MSI and ASRock have removed the firmware from their X670 and B650 motherboard product pages. On the other hand, Gigabyte still has the firmware up for download on some of the brand's 600-series motherboard support pages, but you should avoid it at all costs.

If you recently upgraded your motherboard's firmware and have noticed an evident performance loss on your Ryzen 5 7600X, you should roll back to the previous firmware. A fix is reportedly on the way, and the new firmware should arrive in the next couple of weeks.

Zhiye Liu
RAM Reviewer and News Editor

Zhiye Liu is a Freelance News Writer at Tom’s Hardware US. Although he loves everything that’s hardware, he has a soft spot for CPUs, GPUs, and RAM.

  • helper800
    D'oh!
    Reply
  • -Fran-
    You would think they've tested all known CPU configs for AM5 so far, as there aren't many.

    Come on, AMD. Do better.

    Regards.
    Reply
  • Mandark
    Boffins Bork Cores

    much better title

    ah I miss the old British tech sites
    Reply
  • TechieTwo
    Asrock only had the AGESA 1.0.0.4 up as a Beta BIOS so it's no surprise it is still being evaluated before it becomes a permanent validated BIOS update. It's understood that a Beta BIOS may have issues.
    Reply
  • ClowReed
    And Asus...? It was a surprise for me that some 7600X come with dual CCD. Interesting.
    Reply
  • jkflipflop98
    ClowReed said:
    And Asus...? It was a surprise for me that some 7600X come with dual CCD. Interesting.
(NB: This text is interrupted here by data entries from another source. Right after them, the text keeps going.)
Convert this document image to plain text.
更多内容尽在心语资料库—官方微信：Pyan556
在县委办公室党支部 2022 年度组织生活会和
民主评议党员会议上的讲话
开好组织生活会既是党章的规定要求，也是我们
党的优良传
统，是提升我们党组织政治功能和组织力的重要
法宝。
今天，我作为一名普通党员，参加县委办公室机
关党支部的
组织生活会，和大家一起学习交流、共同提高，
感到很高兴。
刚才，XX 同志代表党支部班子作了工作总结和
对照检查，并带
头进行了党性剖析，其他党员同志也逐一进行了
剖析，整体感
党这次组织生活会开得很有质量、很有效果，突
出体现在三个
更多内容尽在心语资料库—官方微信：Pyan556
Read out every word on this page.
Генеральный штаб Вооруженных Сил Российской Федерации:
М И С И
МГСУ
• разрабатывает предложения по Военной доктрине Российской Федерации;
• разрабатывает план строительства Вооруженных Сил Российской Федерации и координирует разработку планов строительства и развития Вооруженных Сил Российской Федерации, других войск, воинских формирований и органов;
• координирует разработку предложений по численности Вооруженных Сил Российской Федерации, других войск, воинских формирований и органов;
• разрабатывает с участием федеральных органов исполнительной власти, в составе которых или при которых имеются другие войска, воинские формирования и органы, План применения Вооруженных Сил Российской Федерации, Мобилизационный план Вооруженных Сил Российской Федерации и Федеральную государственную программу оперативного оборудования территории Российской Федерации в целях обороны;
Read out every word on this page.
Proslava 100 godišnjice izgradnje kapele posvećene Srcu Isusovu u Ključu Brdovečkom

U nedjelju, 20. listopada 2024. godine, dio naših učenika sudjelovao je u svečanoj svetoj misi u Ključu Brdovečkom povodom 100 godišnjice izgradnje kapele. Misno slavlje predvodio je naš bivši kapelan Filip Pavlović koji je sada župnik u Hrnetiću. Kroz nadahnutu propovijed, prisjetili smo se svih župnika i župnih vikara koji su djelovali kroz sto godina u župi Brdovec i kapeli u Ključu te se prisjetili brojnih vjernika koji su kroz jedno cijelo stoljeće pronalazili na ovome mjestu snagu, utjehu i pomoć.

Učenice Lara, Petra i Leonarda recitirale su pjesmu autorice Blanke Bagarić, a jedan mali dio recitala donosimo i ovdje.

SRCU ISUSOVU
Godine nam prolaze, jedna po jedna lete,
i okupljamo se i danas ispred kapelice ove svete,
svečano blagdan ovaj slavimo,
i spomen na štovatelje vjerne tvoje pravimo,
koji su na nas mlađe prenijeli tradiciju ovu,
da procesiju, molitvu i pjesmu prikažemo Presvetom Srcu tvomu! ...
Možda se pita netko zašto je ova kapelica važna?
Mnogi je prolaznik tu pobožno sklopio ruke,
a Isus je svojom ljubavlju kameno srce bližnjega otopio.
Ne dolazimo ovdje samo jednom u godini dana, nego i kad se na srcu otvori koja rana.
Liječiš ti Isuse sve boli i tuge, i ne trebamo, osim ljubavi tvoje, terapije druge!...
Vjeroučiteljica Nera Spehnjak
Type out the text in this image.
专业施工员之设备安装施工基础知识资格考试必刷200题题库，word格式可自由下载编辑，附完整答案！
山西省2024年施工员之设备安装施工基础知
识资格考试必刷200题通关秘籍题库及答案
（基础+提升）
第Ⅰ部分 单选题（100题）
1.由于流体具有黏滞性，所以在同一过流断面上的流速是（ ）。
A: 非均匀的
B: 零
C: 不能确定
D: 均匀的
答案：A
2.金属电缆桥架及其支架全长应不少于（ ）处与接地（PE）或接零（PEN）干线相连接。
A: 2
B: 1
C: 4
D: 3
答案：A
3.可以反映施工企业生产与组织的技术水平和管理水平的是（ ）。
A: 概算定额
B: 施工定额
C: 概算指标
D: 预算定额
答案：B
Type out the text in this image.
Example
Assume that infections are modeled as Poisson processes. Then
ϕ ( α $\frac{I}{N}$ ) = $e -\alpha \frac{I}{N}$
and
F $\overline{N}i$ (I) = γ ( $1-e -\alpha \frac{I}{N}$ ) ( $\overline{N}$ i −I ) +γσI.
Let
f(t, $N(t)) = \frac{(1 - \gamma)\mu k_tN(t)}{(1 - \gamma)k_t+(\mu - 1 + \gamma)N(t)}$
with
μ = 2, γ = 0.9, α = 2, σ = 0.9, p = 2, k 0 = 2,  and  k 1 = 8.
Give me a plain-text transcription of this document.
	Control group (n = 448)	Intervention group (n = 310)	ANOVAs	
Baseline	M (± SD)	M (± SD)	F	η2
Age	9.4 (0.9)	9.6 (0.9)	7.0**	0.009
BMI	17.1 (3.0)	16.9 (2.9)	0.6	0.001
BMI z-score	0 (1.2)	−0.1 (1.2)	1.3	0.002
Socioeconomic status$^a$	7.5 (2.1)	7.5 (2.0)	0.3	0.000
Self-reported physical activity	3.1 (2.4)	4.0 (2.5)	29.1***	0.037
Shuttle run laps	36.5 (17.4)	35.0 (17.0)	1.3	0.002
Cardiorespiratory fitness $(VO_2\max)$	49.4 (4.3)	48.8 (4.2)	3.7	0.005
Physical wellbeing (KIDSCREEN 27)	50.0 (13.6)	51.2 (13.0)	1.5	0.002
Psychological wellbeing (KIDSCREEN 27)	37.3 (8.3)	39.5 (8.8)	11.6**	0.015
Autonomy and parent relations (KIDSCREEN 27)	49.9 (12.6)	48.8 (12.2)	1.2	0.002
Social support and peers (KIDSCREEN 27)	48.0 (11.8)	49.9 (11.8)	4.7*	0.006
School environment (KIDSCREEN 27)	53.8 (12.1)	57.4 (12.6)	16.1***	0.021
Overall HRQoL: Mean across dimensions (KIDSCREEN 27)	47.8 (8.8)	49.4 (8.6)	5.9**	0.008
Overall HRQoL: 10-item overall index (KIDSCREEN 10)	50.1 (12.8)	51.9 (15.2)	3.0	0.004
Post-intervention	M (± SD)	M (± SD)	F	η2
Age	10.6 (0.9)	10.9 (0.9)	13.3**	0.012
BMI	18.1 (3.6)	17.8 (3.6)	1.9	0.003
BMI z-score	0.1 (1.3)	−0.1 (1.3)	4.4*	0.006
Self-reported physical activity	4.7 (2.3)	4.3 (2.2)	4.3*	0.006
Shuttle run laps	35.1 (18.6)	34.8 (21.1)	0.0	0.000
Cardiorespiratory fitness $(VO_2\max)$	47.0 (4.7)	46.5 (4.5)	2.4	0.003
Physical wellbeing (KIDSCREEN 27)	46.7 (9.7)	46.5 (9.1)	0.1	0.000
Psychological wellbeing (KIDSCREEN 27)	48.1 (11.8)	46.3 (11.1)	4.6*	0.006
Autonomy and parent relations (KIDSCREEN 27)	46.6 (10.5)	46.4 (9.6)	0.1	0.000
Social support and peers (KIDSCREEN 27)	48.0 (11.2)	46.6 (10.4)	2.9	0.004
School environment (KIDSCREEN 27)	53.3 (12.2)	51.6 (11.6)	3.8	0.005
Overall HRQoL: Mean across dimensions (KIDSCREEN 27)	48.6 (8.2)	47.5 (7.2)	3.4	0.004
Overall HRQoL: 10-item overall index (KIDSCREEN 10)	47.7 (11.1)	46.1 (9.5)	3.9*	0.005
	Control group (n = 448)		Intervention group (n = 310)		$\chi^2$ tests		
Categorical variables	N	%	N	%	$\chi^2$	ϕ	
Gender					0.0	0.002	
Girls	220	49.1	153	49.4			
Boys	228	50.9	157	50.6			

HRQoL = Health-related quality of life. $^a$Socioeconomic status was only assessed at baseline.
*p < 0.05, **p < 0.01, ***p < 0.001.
    yes, that doesn't really make much sense.
    Reply
  • Coffee Fueled Curmudgeon
    AMD were previously rumoured to be using a defective Ryzen 9 chipsets where only a single core was operable and classifying them as Ryzen 5 and Ryzen 7 parts. Were quite a few articles at the time after Der Bauer came across one. Reducing waste etc etc
    Reply
  • RodroX
    lol... how many people went out for vacation on AMD at the same time?
    ... or Is someone on AMD using chatGPT to finish work faster and go get some snacks?
    Reply
  • Thekobk
    The latest bios version also makes the 5950 unstable with any undervolting, matter of fact I had to increase all cores by 10 in curve optimizer.
    Reply
  • TR909
    No matter the reason, it is unacceptable for such a big company to have so poor QA.